The USC Norris Comprehensive Cancer Center served as host for the recent annual board meeting of The V Foundation for Cancer Research, a leading nonprofit funder of cancer research founded by NCAA-winning Coach Jim Valvano, who died in 1993 from cancer.
New board officers were elected at the meeting, held in early February and chaired by Susan Braun, the foundation’s new CEO.
Composer David Barrett honored the foundation’s board members with performances of “One Shining Moment” (on piano) and “The Grateful Life” (on guitar).
Before the performance, Stephen Gruber, director of the Norris cancer center, welcomed the board members to the Health Sciences Campus.
“Our investigators represent the many other scientists across the United States who have benefited from The V Foundation’s support, and we wanted to honor you in a special way,” he said. “Thank you for your work for generations of patients, to help us work toward a life free from cancer.”
Afterward, foundation board members and USC Norris researchers attended a lunch at which Keck School of Medicine of USC researchers made brief presentations explaining how previous grants from The V Foundation have helped shape their work:
• Christina Curtis, assistant professor of preventive medicine, spoke on her research tracing individual cells, evolutionary cancer dynamics and resistant cells.
• Tanya Dorff, assistant professor of clinical medicine, described her work in helping patients fast to protect against chemotherapy toxicity and shared information on the phase I trial she has already completed.

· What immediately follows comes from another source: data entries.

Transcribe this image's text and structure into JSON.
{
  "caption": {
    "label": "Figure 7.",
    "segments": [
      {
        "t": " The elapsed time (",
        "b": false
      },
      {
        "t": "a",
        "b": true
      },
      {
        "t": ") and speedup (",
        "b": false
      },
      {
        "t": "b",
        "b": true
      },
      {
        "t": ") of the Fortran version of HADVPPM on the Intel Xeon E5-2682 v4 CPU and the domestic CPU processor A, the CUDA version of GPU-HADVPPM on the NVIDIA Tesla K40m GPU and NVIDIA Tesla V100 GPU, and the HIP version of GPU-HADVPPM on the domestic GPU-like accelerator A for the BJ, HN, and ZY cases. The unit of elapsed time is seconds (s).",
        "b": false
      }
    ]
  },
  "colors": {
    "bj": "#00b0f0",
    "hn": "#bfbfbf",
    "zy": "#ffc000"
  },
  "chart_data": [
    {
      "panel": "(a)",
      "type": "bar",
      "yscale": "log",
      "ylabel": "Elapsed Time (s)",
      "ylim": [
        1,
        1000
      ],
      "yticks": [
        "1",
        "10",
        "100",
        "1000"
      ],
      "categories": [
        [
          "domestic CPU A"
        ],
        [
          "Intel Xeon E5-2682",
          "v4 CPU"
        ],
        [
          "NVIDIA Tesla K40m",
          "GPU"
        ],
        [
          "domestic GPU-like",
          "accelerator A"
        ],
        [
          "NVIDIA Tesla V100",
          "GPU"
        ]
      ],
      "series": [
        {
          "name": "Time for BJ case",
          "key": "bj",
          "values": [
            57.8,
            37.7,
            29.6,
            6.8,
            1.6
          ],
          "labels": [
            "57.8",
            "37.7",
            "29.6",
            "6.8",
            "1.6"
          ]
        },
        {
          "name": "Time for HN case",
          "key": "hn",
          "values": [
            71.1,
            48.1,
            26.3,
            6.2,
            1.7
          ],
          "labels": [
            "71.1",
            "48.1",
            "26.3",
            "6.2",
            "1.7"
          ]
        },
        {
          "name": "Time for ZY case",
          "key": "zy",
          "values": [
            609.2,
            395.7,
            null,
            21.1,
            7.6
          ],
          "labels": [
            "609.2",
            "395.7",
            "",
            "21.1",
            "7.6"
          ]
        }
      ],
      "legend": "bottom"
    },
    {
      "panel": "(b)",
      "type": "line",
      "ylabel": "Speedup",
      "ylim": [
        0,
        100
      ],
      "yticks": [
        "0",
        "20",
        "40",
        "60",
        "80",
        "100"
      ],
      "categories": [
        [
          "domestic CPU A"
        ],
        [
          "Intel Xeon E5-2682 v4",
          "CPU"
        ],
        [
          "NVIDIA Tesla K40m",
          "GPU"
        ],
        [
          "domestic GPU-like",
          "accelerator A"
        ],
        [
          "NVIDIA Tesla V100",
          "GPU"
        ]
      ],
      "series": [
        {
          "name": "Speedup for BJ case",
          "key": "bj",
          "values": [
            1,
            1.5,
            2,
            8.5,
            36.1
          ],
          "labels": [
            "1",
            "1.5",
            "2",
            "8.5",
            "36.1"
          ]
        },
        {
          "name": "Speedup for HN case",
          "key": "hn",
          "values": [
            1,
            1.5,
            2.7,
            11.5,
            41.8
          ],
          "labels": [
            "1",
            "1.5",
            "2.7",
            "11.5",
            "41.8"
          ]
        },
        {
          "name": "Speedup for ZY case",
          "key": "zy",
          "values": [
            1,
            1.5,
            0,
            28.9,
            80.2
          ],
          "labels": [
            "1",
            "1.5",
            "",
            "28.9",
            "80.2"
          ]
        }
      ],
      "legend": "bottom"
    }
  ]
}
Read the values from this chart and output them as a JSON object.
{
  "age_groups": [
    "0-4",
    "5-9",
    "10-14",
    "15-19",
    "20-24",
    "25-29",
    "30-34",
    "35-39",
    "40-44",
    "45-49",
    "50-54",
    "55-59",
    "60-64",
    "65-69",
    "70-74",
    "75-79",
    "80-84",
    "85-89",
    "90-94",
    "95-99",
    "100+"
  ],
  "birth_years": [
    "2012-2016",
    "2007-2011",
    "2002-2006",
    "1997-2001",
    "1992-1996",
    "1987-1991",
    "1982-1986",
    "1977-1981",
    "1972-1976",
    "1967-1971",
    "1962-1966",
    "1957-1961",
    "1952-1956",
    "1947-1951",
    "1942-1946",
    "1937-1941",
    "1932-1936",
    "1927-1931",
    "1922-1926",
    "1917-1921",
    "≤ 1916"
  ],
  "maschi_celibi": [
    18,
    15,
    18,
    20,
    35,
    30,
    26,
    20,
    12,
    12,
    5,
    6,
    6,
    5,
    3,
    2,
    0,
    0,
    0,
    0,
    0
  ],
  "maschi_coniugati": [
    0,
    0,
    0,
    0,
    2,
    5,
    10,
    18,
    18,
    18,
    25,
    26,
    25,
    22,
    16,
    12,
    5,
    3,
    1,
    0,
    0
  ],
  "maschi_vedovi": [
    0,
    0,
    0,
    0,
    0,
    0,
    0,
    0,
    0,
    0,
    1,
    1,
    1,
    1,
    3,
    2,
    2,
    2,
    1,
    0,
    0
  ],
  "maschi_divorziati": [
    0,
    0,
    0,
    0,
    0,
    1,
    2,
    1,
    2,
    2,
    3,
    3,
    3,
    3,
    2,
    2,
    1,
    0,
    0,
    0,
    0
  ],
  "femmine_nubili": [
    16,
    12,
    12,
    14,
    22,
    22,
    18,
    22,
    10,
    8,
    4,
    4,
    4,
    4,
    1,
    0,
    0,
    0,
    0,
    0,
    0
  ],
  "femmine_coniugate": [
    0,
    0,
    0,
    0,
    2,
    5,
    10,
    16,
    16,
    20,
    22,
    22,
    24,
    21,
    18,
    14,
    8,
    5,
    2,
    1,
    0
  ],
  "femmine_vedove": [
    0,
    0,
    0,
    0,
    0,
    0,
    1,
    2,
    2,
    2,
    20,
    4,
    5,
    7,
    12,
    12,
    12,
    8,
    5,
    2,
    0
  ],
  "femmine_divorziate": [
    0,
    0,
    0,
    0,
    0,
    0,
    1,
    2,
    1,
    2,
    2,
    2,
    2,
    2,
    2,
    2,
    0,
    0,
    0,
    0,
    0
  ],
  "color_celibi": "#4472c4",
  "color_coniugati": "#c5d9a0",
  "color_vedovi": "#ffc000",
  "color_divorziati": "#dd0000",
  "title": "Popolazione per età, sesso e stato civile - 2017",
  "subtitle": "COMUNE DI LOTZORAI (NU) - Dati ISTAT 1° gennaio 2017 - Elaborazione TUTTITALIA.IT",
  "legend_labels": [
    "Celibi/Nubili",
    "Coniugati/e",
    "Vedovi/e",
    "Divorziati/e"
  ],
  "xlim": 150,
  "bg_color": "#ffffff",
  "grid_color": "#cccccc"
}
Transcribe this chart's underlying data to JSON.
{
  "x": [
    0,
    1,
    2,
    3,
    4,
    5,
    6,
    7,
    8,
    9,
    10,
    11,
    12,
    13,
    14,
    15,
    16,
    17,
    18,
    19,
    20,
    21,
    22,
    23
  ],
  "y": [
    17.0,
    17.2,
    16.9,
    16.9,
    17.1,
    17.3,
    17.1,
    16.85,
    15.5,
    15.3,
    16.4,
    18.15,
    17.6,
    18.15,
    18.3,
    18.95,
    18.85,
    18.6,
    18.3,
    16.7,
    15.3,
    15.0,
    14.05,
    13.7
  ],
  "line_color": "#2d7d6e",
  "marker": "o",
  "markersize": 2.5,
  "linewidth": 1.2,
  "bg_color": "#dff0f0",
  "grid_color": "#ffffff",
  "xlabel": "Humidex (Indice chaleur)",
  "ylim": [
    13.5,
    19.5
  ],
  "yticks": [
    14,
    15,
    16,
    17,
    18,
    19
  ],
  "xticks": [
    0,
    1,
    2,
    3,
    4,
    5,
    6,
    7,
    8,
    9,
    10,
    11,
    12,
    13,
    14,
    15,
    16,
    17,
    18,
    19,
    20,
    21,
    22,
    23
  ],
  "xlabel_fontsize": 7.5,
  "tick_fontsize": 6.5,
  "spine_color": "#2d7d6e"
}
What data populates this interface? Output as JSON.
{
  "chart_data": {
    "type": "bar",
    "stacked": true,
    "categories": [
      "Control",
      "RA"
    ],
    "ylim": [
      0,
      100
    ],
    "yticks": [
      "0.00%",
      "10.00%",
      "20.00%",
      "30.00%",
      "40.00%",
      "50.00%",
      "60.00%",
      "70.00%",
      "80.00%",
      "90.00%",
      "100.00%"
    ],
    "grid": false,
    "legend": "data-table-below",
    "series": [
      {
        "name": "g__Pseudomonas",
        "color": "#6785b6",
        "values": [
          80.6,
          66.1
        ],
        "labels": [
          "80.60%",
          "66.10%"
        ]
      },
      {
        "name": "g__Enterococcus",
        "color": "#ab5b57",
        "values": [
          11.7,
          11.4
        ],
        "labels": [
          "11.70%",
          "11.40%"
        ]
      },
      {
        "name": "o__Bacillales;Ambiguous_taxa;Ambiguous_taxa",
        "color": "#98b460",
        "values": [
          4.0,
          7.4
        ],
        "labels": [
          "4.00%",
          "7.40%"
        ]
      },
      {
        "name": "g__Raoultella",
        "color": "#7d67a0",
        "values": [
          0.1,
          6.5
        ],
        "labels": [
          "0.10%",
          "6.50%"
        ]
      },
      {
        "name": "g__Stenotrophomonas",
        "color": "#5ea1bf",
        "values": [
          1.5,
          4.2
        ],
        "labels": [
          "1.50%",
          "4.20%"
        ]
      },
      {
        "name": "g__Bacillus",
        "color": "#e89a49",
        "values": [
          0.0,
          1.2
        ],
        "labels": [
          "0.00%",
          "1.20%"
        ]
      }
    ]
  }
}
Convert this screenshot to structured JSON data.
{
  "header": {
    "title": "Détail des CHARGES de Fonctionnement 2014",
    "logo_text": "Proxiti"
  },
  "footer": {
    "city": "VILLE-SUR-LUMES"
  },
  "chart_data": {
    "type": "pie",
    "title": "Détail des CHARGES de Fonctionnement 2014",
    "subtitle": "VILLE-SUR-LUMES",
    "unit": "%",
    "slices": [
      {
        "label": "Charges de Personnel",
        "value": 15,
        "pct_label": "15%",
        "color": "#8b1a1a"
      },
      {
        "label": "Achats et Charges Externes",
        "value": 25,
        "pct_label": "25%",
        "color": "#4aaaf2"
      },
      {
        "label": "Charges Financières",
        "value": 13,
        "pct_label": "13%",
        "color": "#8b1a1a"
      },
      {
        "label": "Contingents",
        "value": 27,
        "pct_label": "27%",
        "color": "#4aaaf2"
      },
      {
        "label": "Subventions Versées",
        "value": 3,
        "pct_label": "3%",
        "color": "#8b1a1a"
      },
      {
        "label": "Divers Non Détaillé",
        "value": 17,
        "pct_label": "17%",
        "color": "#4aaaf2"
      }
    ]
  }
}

• Parkash Gill, professor of medicine, talked about his team’s work creating drugs to affect the KRAS gene. (Mutation of this gene is an essential step in the development of many types of cancer.)
• Nora Heisterkamp, professor of pediatrics pathology, spoke on drug resistance in leukemia and how her work intersects with other research. “I’m a basic researcher. My perspective is different,” she said. “With these grants, we can put our heads together to come up with solutions that are more translatable.”
• Robert Ladner, assistant professor of research pathology, spoke about 5-FU chemotherapy drugs and how The V Foundation’s grant provided his team with a start to their translational research.
• Ebrahim Zandi, associate professor of molecular microbiology and immunology, talked about proteomics and cell signaling. “This type of grant really helps you to start your program in independent research,” he said.
• Wu Zhang, a research associate at the cancer center, discussed chromatin remodeling in cancer cells, noting that grant was a catalyst for receiving support from other sources.
Nick Valvano, Jim Valvano’s brother, The V Foundation board member and president emeritus, noted that meeting and speaking with the researchers helps board members see a more personal approach to helping diagnose and treat cancer.
“You put a face on cancer research,” he said. “We need a reason to hope, and when we see your passion and dedication, it reminds us why we raise money for research.”
Added Gruber: “The V Foundation’s presence here at USC Norris is a recognition of the meaningful investment we’ve made to making cancer a disease of the past — not just financially but also scientifically.
“It’s truly a privilege to have the foundation here transferring their leadership while we at the cancer center celebrate our 40th anniversary this year.”